The RZA produced the entire Enter the Wu-Tang (36 Chambers) album, introducing the world to what became his signature production style. His productions are generally cinematic and stripped down: they force the listener to be attentive to the song the way they would to a movie. He is known for sampling organs and piano, gangster and kung fu films, and old soul music to create a claustrophobic, back-room-in-a-mobster-film kind of feel.
In the case of "C.R.E.A.M.," the memorable piano sample is actually pulled from a 1966 record by The Charmels, a girl group who recorded with Stax Records in the infant days of soul music. Like the clever use of slang by Raekwon, the RZA makes you work for it a little, using just enough of the song to create the sound he wants but not quite enough to make the source of the sample obvious to the uninitiated. As the Village Voice wrote in 1994, the RZA "refers to the soul hook like a preacher citing the gospel by chapter and verse, leaving the faithful to fill in the rest. He conjures dublike r&b ghosts, plinking out dusted piano notes like Dr. Dre on 'Deep Cover.' At his best he's hard but never brutal, relaxed and mean at the same time-- a trick that's paid off for Wu-Tang just as it has for Snoop and Domino."

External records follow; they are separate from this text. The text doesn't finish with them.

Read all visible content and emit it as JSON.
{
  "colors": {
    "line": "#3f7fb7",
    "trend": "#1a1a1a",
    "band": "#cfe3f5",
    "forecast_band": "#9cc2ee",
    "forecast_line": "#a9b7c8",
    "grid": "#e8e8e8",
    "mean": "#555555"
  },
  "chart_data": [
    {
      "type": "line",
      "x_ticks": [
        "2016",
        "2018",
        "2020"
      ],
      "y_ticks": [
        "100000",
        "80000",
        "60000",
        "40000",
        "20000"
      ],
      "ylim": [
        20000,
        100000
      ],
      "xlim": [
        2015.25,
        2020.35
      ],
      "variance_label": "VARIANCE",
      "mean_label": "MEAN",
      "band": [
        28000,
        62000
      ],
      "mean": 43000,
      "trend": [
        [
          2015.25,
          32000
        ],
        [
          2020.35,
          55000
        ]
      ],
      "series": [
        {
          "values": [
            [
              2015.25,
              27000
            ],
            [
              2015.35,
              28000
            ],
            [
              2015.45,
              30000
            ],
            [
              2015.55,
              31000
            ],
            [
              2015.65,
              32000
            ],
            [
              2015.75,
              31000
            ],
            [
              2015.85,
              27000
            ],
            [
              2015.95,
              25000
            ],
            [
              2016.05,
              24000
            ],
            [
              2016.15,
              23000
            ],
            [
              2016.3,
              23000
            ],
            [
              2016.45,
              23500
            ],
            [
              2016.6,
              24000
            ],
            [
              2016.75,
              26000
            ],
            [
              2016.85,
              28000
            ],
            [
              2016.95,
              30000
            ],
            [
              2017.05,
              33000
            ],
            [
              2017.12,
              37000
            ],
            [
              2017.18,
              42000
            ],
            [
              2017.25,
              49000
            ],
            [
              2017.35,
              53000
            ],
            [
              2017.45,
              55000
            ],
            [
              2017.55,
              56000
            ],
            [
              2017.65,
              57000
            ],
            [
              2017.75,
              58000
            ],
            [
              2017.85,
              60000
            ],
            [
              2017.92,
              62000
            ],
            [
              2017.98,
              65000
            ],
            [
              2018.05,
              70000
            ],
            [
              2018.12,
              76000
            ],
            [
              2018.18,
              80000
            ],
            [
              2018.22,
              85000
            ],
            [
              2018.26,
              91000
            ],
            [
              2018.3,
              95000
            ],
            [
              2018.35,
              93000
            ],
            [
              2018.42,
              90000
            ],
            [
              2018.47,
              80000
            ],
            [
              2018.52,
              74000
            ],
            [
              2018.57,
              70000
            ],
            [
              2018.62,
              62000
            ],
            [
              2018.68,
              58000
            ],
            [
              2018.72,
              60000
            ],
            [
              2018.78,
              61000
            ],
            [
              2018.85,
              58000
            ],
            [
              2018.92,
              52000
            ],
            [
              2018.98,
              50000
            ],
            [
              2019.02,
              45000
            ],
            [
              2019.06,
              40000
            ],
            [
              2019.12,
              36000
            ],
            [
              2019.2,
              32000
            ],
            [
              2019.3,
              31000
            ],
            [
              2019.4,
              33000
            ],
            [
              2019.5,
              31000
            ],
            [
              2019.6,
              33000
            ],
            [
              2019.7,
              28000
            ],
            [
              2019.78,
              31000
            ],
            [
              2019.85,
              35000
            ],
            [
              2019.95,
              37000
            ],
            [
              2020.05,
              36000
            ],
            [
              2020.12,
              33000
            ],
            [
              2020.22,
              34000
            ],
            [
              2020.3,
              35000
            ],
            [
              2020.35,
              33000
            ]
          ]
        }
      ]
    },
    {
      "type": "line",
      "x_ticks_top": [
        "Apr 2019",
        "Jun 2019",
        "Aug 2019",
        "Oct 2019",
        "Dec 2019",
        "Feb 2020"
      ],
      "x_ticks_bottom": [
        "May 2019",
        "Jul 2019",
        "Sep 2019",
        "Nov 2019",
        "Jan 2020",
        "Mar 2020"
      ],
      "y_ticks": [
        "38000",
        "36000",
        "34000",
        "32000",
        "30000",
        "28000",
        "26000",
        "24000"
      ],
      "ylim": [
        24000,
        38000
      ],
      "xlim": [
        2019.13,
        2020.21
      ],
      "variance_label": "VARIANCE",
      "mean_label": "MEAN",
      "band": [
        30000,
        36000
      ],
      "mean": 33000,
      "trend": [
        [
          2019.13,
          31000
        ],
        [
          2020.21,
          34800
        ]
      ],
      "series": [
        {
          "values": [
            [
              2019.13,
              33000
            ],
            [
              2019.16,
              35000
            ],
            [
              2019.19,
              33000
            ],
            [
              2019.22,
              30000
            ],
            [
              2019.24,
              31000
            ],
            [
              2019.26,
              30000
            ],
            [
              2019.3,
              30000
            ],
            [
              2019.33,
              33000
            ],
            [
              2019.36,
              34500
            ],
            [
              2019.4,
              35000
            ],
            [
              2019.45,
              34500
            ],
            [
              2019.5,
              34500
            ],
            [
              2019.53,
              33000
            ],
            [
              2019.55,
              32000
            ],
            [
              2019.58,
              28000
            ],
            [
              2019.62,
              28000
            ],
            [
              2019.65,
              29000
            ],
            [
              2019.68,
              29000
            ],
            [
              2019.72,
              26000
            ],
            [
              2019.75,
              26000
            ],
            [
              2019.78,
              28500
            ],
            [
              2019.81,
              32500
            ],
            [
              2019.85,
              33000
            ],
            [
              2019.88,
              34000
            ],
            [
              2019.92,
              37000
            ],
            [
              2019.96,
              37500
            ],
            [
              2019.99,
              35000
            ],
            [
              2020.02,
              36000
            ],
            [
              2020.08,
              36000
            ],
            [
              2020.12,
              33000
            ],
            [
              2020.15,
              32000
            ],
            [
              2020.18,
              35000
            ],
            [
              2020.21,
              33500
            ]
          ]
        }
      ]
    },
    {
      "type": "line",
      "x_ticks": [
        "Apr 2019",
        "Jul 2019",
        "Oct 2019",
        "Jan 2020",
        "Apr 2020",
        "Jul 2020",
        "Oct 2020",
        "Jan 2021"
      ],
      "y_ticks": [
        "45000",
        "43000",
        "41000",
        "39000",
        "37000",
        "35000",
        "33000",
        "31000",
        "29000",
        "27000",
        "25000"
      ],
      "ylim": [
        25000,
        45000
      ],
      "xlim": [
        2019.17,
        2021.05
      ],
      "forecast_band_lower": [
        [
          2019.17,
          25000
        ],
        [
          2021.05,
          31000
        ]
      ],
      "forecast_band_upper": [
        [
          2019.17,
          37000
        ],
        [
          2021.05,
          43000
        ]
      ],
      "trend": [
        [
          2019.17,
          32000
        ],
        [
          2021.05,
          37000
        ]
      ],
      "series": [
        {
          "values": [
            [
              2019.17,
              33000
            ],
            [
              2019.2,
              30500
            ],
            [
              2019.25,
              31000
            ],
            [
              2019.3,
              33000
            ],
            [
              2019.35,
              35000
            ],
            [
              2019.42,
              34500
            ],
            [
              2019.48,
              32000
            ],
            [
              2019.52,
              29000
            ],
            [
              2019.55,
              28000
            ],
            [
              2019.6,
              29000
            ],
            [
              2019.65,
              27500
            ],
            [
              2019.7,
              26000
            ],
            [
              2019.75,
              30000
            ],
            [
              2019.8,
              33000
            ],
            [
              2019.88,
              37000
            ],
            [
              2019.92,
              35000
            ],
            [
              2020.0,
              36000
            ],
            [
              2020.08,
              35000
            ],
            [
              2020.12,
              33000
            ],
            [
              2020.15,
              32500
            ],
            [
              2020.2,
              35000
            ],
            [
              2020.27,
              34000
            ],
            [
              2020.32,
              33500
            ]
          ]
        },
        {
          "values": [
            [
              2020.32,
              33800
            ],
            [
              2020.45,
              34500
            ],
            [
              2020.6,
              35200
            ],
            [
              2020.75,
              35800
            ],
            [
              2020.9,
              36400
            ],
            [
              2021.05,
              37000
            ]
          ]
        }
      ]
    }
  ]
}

The Charmels' cheery soul sample becomes a thing of awesome darkness in the RZA's hands, backed by a simple, repetitive, laid-back beat that serves mostly to highlight the up-close-and-personal performances by Method Man, Raekwon, and Inspectah Deck. The mood is stark and the song gives off a sense of doom that skirts on a sense of humor, much like a trailer for a good action movie. The RZA's long production career is now a legendary one, with the likes of Kanye West citing him as an influence (and working with him on some of West's most lauded recent tracks). The RZA's list of production credits is already impressive, and his work on this earth is far from over.